En raison de l’impact « mondial » de ces nouvelles technologies et de la grande variété des usages (et potentiellement des abus) qui en sont faits, il nous faut répondre à de nombreuses questions concernant notre relation à ces technologies. Les réponses devront se fonder sur des recherches empiriques, en mesure de prouver, ou non, l’existence de phénomènes tels que la dépendance aux technologies, le lien de causalité entre violence de ces médias et violence réelle, l’éventuelle nocivité ou efficacité de certaines pratiques sur nos capacités mentales.
Si nous nous en tenons là, la réflexion sur les jeux vidéo, Internet et les écrans risque toutefois de revêtir un caractère manichéen (« ça fait du bien » versus « ça fait du mal ») dont il semble difficile, bien que fortement souhaitable, de sortir afin de tirer profit de médias qui seront, sans aucun doute, amenés à changer, mais pas à disparaître de nos vies. Il s’agit alors de s’interroger sur les raisons qui rendent les écrans irrésistibles et de prendre conscience de celles qui conduisent parfois à des formes d’usage que nous préférerions éviter. De façon plus générale, il est nécessaire de mieux comprendre la relation qui existe entre notre façon d’utiliser les écrans et notre cerveau.
Dans cette perspective, nous serons davantage en mesure de désamorcer, d’enrayer, voire de prévenir les effets les moins désirables, afin de favoriser les plus intéressants.

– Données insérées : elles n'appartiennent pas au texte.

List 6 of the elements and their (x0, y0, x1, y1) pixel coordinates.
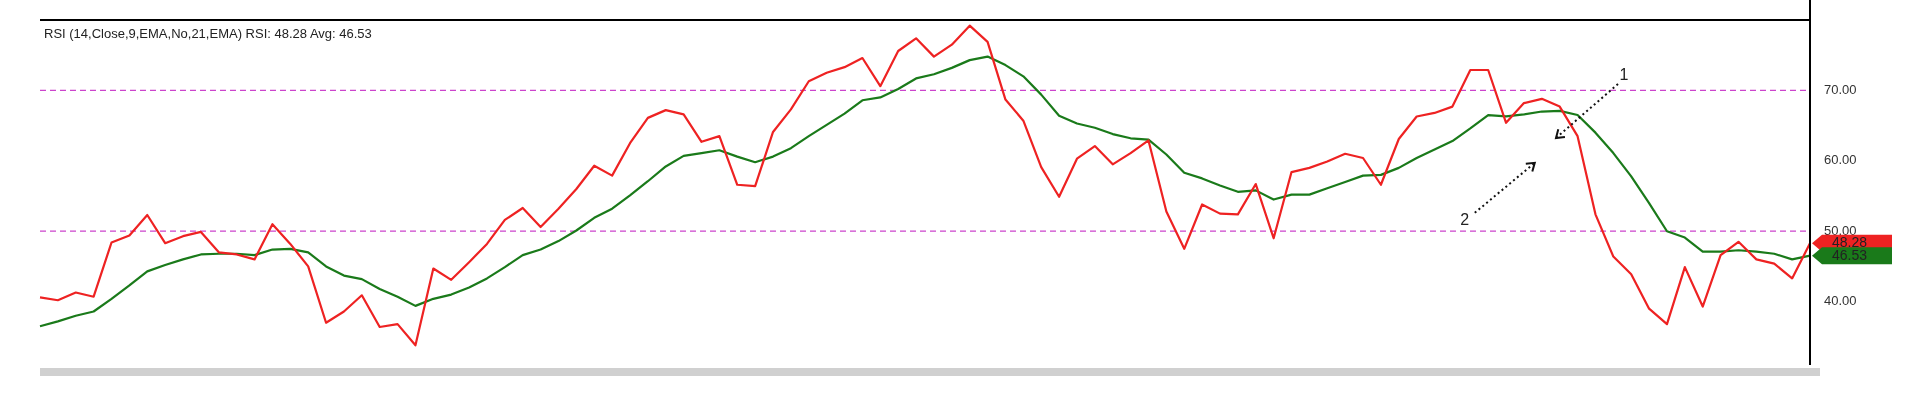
y-tick-label: 60.00 (1824, 152, 1857, 168)
annotation: 1 (1619, 66, 1629, 84)
annotation: 2 (1460, 211, 1470, 229)
y-tick-label: 40.00 (1824, 293, 1857, 309)
text: RSI (14,Close,9,EMA,No,21,EMA) RSI: 48.28 Avg: 46.53 (44, 26, 372, 42)
y-tick-label: 70.00 (1824, 81, 1857, 97)
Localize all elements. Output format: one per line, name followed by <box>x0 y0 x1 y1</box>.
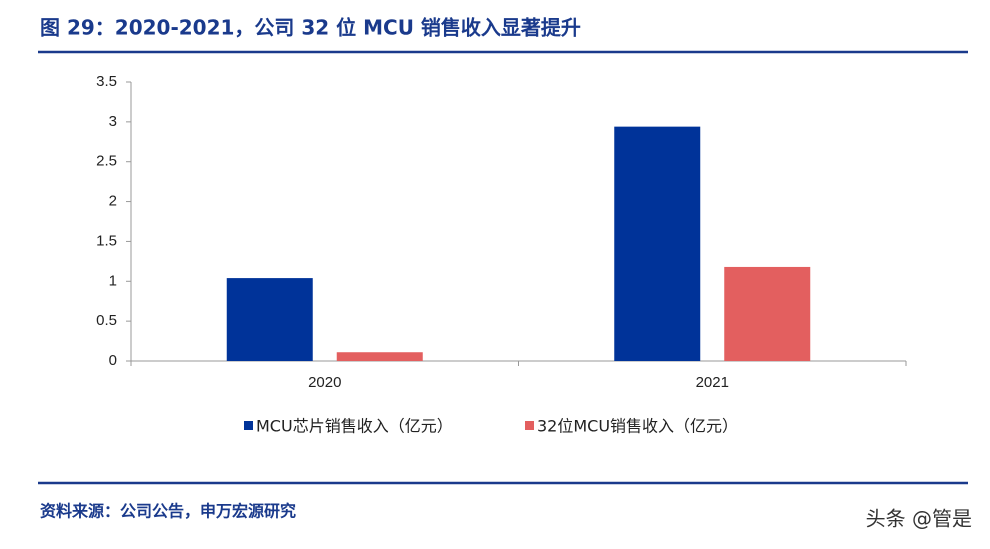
y-tick-label: 1 <box>109 272 117 289</box>
y-tick-label: 3.5 <box>96 73 117 90</box>
watermark: 头条 @管是 <box>866 507 972 531</box>
legend-label: MCU芯片销售收入（亿元） <box>256 417 453 436</box>
bar <box>614 126 701 361</box>
bar <box>336 352 423 361</box>
legend-swatch <box>244 421 253 430</box>
legend-label: 32位MCU销售收入（亿元） <box>537 417 738 436</box>
x-tick-label: 2020 <box>308 374 341 391</box>
bar <box>226 278 313 361</box>
x-tick-label: 2021 <box>696 374 729 391</box>
y-tick-label: 2 <box>109 193 117 210</box>
y-tick-label: 0.5 <box>96 312 117 329</box>
y-tick-label: 1.5 <box>96 232 117 249</box>
y-tick-label: 0 <box>109 352 117 369</box>
chart-title: 图 29：2020-2021，公司 32 位 MCU 销售收入显著提升 <box>40 16 581 40</box>
bar <box>724 266 811 361</box>
y-tick-label: 2.5 <box>96 153 117 170</box>
legend-swatch <box>525 421 534 430</box>
source-note: 资料来源：公司公告，申万宏源研究 <box>40 502 296 521</box>
y-tick-label: 3 <box>109 113 117 130</box>
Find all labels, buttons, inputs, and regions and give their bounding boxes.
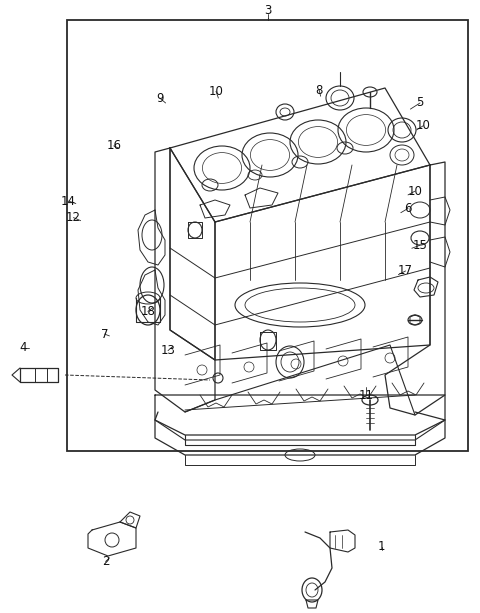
Text: 12: 12	[66, 211, 81, 224]
Text: 11: 11	[358, 389, 373, 402]
Text: 5: 5	[416, 96, 424, 110]
Text: 10: 10	[416, 119, 431, 132]
Text: 13: 13	[161, 344, 175, 357]
Text: 15: 15	[413, 238, 427, 252]
Text: 1: 1	[378, 540, 385, 554]
Text: 9: 9	[156, 91, 164, 105]
Text: 8: 8	[315, 83, 323, 97]
Text: 17: 17	[398, 264, 413, 278]
Text: 7: 7	[101, 327, 108, 341]
Text: 3: 3	[264, 4, 272, 17]
Text: 18: 18	[141, 305, 155, 318]
Text: 16: 16	[106, 139, 121, 153]
Text: 2: 2	[102, 555, 109, 568]
Text: 10: 10	[209, 85, 223, 98]
Bar	[67, 20, 468, 451]
Text: 6: 6	[404, 202, 412, 215]
Text: 14: 14	[61, 194, 76, 208]
Text: 4: 4	[19, 341, 27, 354]
Text: 10: 10	[408, 185, 422, 198]
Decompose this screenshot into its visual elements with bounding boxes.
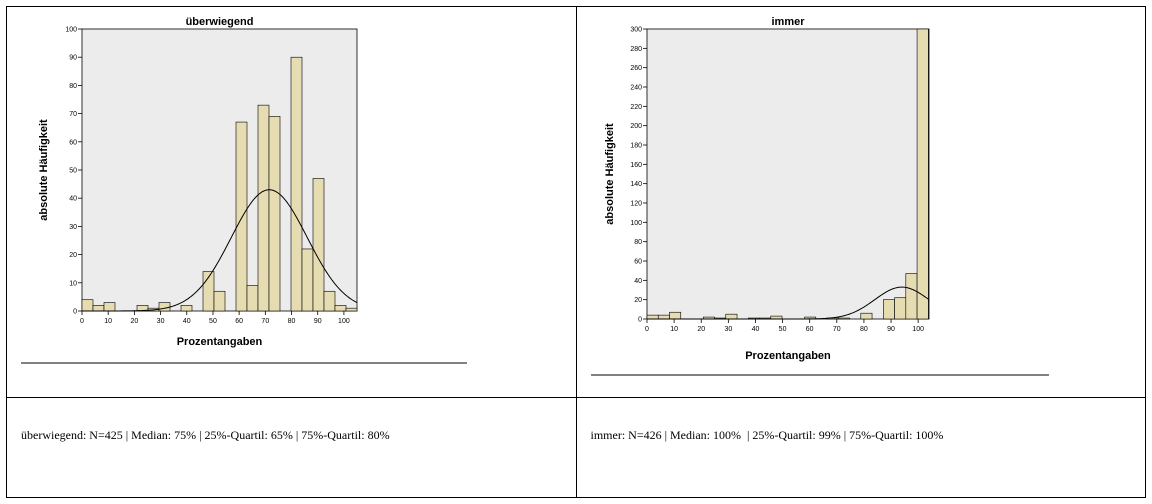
- histogram-bar: [103, 302, 116, 312]
- x-tick-label: 70: [832, 326, 840, 333]
- y-tick-label: 20: [634, 297, 642, 304]
- y-tick-label: 60: [634, 259, 642, 266]
- histogram-bar: [916, 28, 929, 320]
- y-tick-label: 20: [69, 252, 77, 259]
- caption-right: immer: N=426 | Median: 100% | 25%-Quarti…: [590, 427, 944, 442]
- y-tick-label: 140: [630, 181, 642, 188]
- x-tick-label: 0: [645, 326, 649, 333]
- x-tick-label: 100: [338, 318, 350, 325]
- histogram-bar: [92, 305, 105, 312]
- x-tick-label: 10: [670, 326, 678, 333]
- histogram-bar: [180, 305, 193, 312]
- y-tick-label: 40: [69, 196, 77, 203]
- x-tick-label: 0: [80, 318, 84, 325]
- histogram-bar: [345, 307, 358, 312]
- histogram-bar: [268, 116, 281, 312]
- y-axis-label: absolute Häufigkeit: [604, 123, 616, 225]
- chart-cell-right: immer 0 20 40 60 80 100 120 140 160 180 200 220 240 26…: [575, 6, 1146, 398]
- x-tick-label: 30: [724, 326, 732, 333]
- y-tick-label: 100: [65, 27, 77, 34]
- histogram-immer: immer02040608010012014016018020022024026…: [590, 16, 1049, 376]
- y-tick-label: 100: [630, 220, 642, 227]
- y-tick-label: 0: [638, 317, 642, 324]
- histogram-bar: [301, 248, 314, 312]
- chart-title: immer: [771, 16, 805, 28]
- histogram-bar: [334, 305, 347, 312]
- y-tick-label: 90: [69, 55, 77, 62]
- x-tick-label: 30: [157, 318, 165, 325]
- chart-cell-left: überwiegend 0 10 20 30 40 50 60 70 80 90 100 0 10 20 30…: [6, 6, 577, 398]
- y-tick-label: 0: [73, 309, 77, 316]
- y-tick-label: 80: [69, 83, 77, 90]
- chart-title: überwiegend: [186, 16, 254, 28]
- x-tick-label: 50: [209, 318, 217, 325]
- y-tick-label: 70: [69, 111, 77, 118]
- histogram-bar: [668, 311, 681, 320]
- histogram-bar: [905, 273, 917, 320]
- histogram-bar: [323, 290, 336, 312]
- histogram-bar: [882, 299, 895, 320]
- plot-area: [646, 28, 929, 320]
- y-tick-label: 240: [630, 85, 642, 92]
- y-tick-label: 50: [69, 168, 77, 175]
- normal-curve: [646, 286, 929, 320]
- x-tick-label: 90: [887, 326, 895, 333]
- y-tick-label: 260: [630, 65, 642, 72]
- x-tick-label: 40: [751, 326, 759, 333]
- histogram-bar: [657, 314, 670, 320]
- x-tick-label: 10: [104, 318, 112, 325]
- x-tick-label: 20: [130, 318, 138, 325]
- y-tick-label: 180: [630, 143, 642, 150]
- y-tick-label: 10: [69, 280, 77, 287]
- histogram-bar: [246, 285, 259, 312]
- x-tick-label: 60: [805, 326, 813, 333]
- layout-table: überwiegend 0 10 20 30 40 50 60 70 80 90 100 0 10 20 30…: [6, 6, 1146, 499]
- histogram-bar: [646, 314, 659, 320]
- histogram-bar: [893, 297, 906, 320]
- y-tick-label: 80: [634, 239, 642, 246]
- x-tick-label: 70: [261, 318, 269, 325]
- histogram-bar: [312, 178, 325, 312]
- histogram-bar: [235, 121, 248, 312]
- histogram-bar: [860, 312, 872, 320]
- histogram-bar: [290, 56, 303, 312]
- x-axis-label: Prozentangaben: [177, 336, 263, 348]
- caption-cell-right: immer: N=426 | Median: 100% | 25%-Quarti…: [575, 396, 1146, 499]
- histogram-bar: [257, 104, 270, 312]
- histogram-bar: [81, 299, 94, 312]
- y-tick-label: 40: [634, 278, 642, 285]
- x-tick-label: 50: [778, 326, 786, 333]
- y-tick-label: 300: [630, 27, 642, 34]
- histogram-ueberwiegend: überwiegend 0 10 20 30 40 50 60 70 80 90 100 0 10 20 30…: [21, 16, 467, 364]
- histogram-bar: [158, 302, 171, 312]
- y-tick-label: 120: [630, 201, 642, 208]
- x-axis-label: Prozentangaben: [745, 350, 831, 362]
- caption-cell-left: überwiegend: N=425 | Median: 75% | 25%-Q…: [6, 396, 577, 499]
- x-tick-label: 100: [912, 326, 924, 333]
- normal-curve: [82, 189, 358, 312]
- x-tick-label: 60: [235, 318, 243, 325]
- histogram-bar: [837, 317, 850, 320]
- y-tick-label: 200: [630, 123, 642, 130]
- y-tick-label: 30: [69, 224, 77, 231]
- y-tick-label: 220: [630, 104, 642, 111]
- x-tick-label: 40: [183, 318, 191, 325]
- x-tick-label: 20: [697, 326, 705, 333]
- histogram-bar: [724, 313, 737, 320]
- caption-left: überwiegend: N=425 | Median: 75% | 25%-Q…: [21, 427, 390, 442]
- histogram-bar: [213, 290, 226, 312]
- x-tick-label: 80: [860, 326, 868, 333]
- y-tick-label: 160: [630, 162, 642, 169]
- y-tick-label: 280: [630, 46, 642, 53]
- x-tick-label: 80: [288, 318, 296, 325]
- y-tick-label: 60: [69, 139, 77, 146]
- x-tick-label: 90: [314, 318, 322, 325]
- y-axis-label: absolute Häufigkeit: [38, 119, 50, 221]
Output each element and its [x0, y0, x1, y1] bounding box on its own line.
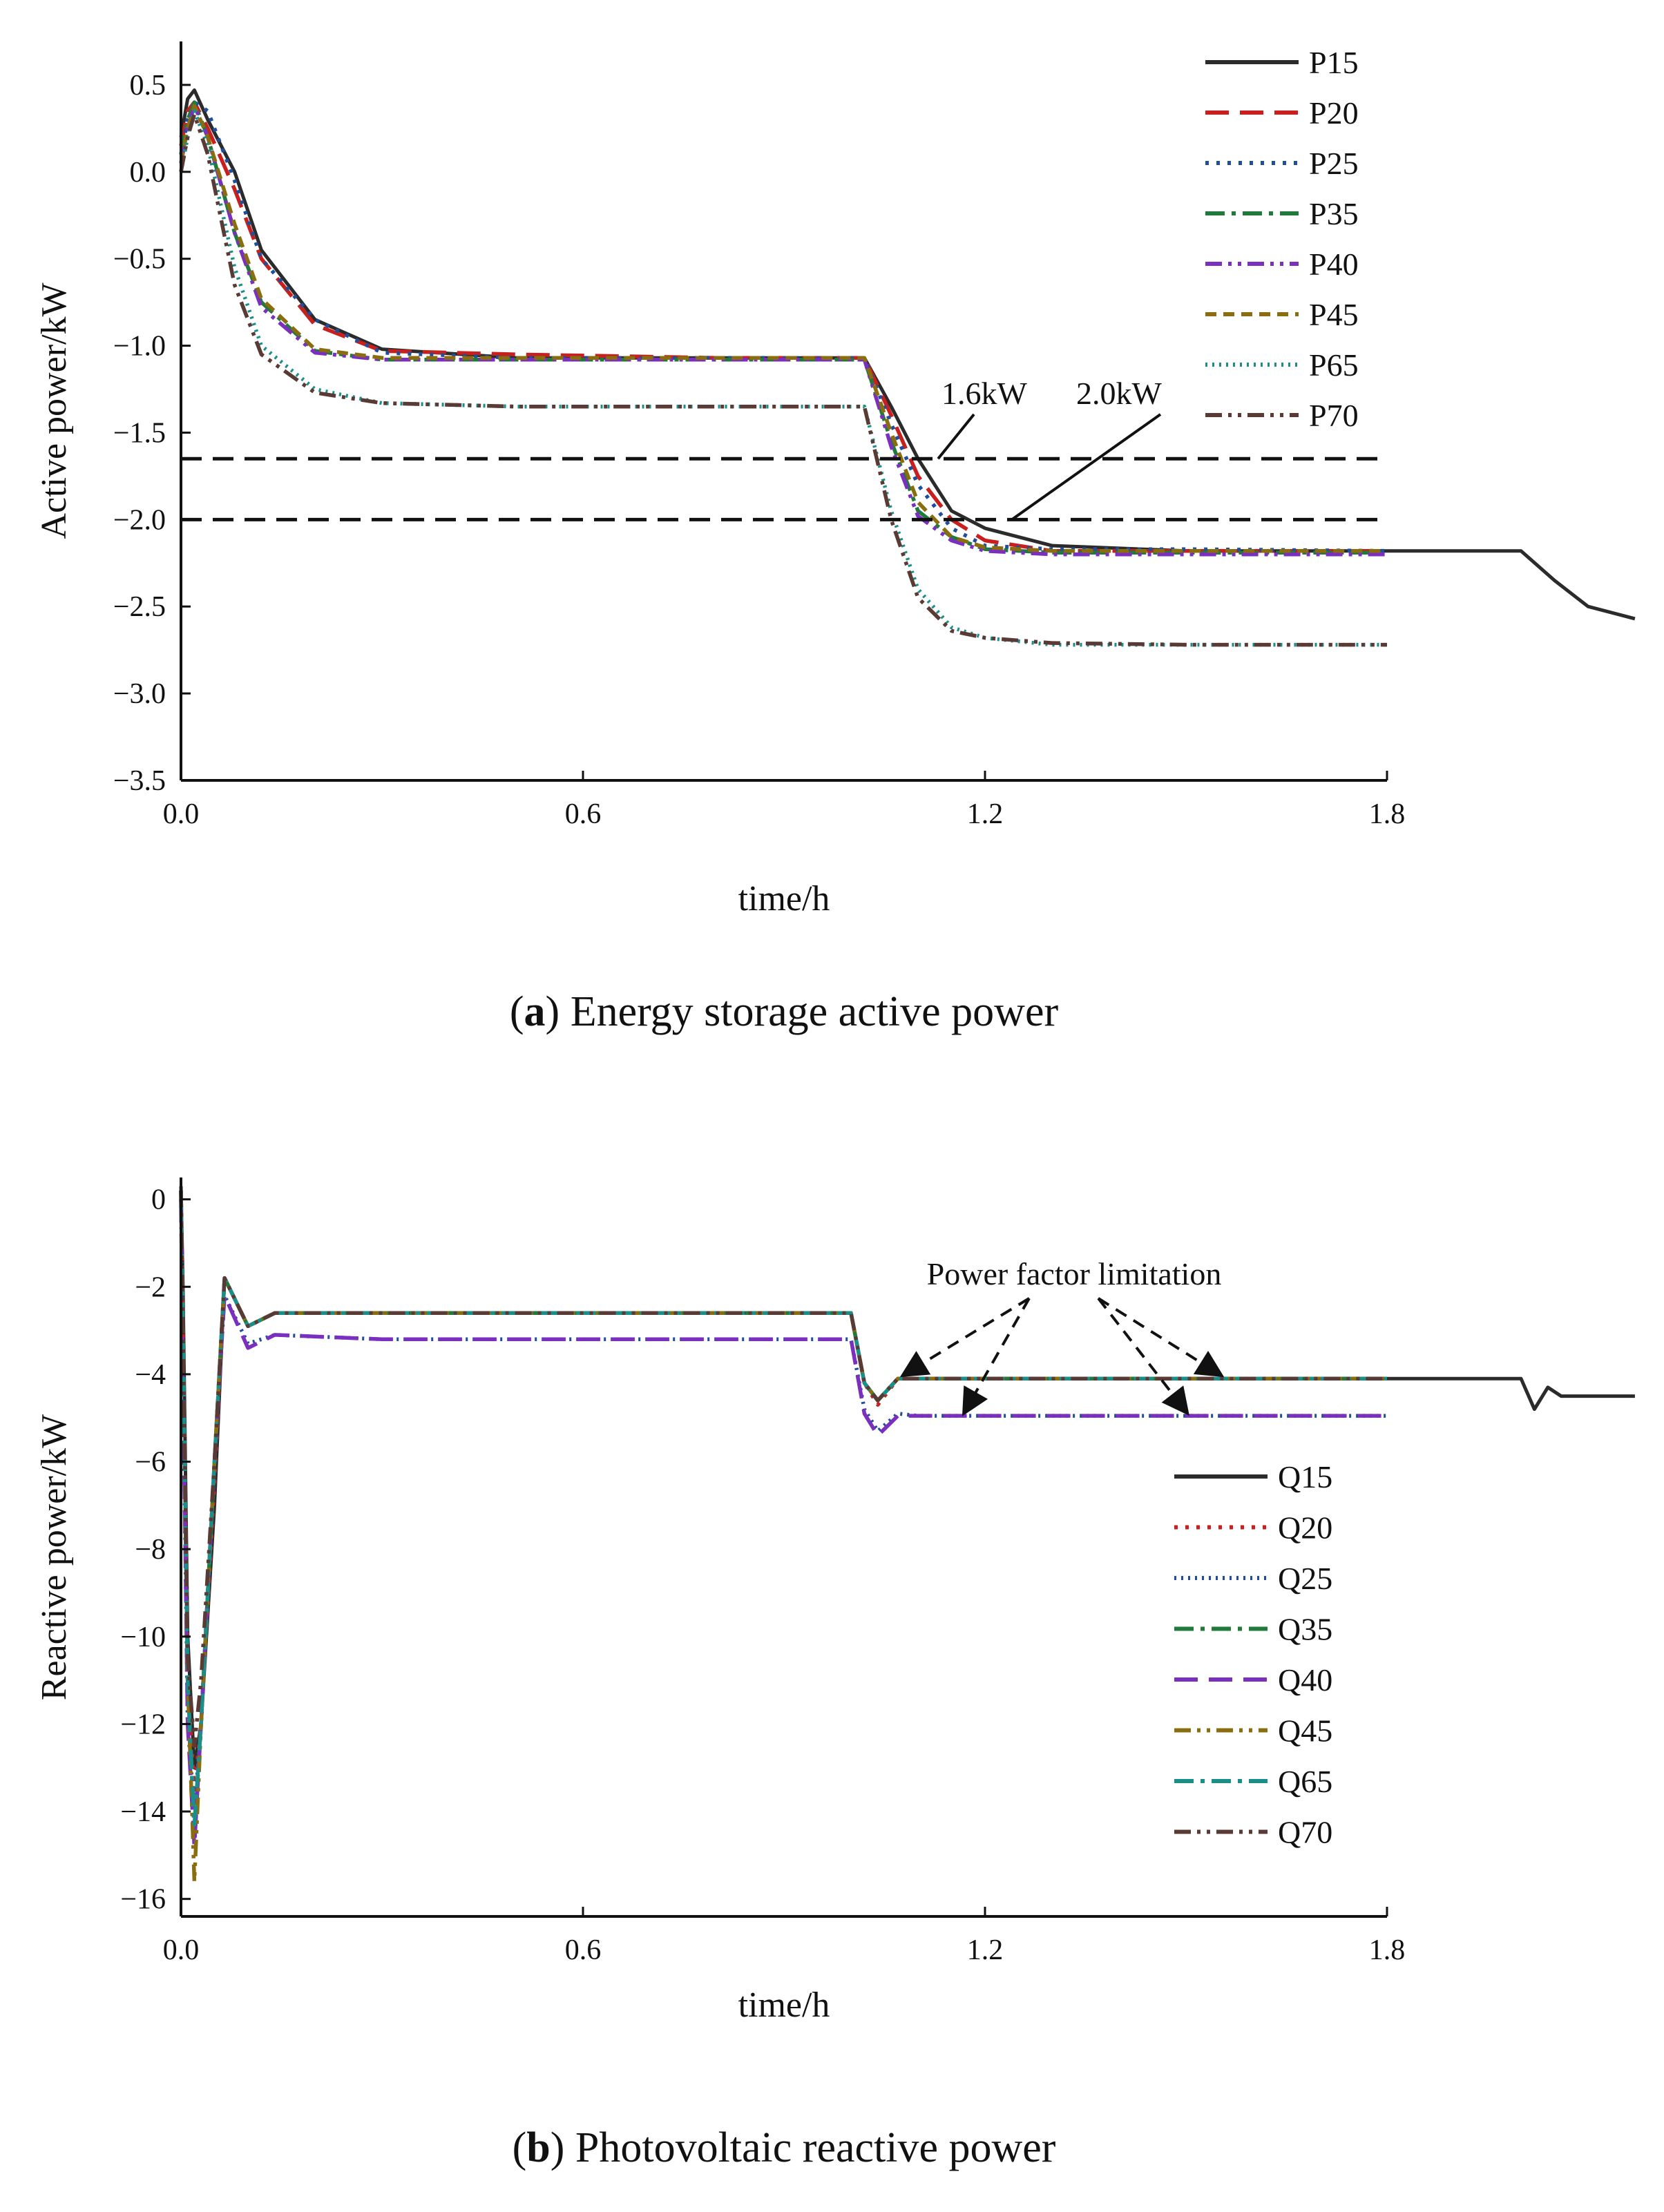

Dans le même temps, l’observation de nos réactions face aux jeux vidéo, nos usages d’Internet, ou notre façon de céder (ou de résister) aux tentations des téléphones et des réseaux sociaux, à l’appel de la télévision et éventuellement à celui du cinéma (toute une famille très variée de médias, de contenus et de pratiques que nous regrouperons sous le mot « écrans ») permet d’ouvrir une fenêtre sur notre cerveau, et de prendre ainsi conscience de ses préférences, de ses besoins et de ses intérêts.
Dans notre cerveau est inscrit notre goût pour les sucres, les protéines et les lipides. Pour nos ancêtres, il était d’une importance vitale de savoir reconnaître les sources de ces trois substances et de savoir se les procurer sous forme de nourriture, souvent au prix de grands efforts. Aujourd’hui, le supermarché de notre quartier nous en propose de pleins rayons, nous n’avons plus qu’à nous servir. Le monde a changé, mais, si nous partons du principe que notre cerveau est, sous bien des aspects, resté le même que celui de nos ancêtres chasseurs-cueilleurs, nous comprenons mieux pourquoi nous éprouvons souvent une telle attirance pour les sucreries.
Dans cet ouvrage, nous nous interrogerons à propos des préférences de notre cerveau que vient révéler notre usage des écrans. Pour ce faire, nous supposerons que les comportements que nous observons au quotidien sont – du moins en partie – le fruit d’anciennes prédispositions, capacités et intérêts que nous avons acquis au fil d’un lent processus de sélection. L’évolution, dont la sélection naturelle constitue un mécanisme fondamental, n’a pas en réalité seulement concerné les traits directement visibles de notre corps, elle a aussi agi sur notre cerveau. Elle a structuré les fonctions de notre esprit qui nous permettent aujourd’hui de percevoir, d’agir, de penser, de raisonner, de communiquer, de parler et de nous émouvoir… Ces fonctions portent donc en elles les traces de notre passé, et ces dernières se manifestent lorsque nous devons affronter des défis inédits, tels que ceux représentés par le large éventail des technologies numériques et leurs multiples usages.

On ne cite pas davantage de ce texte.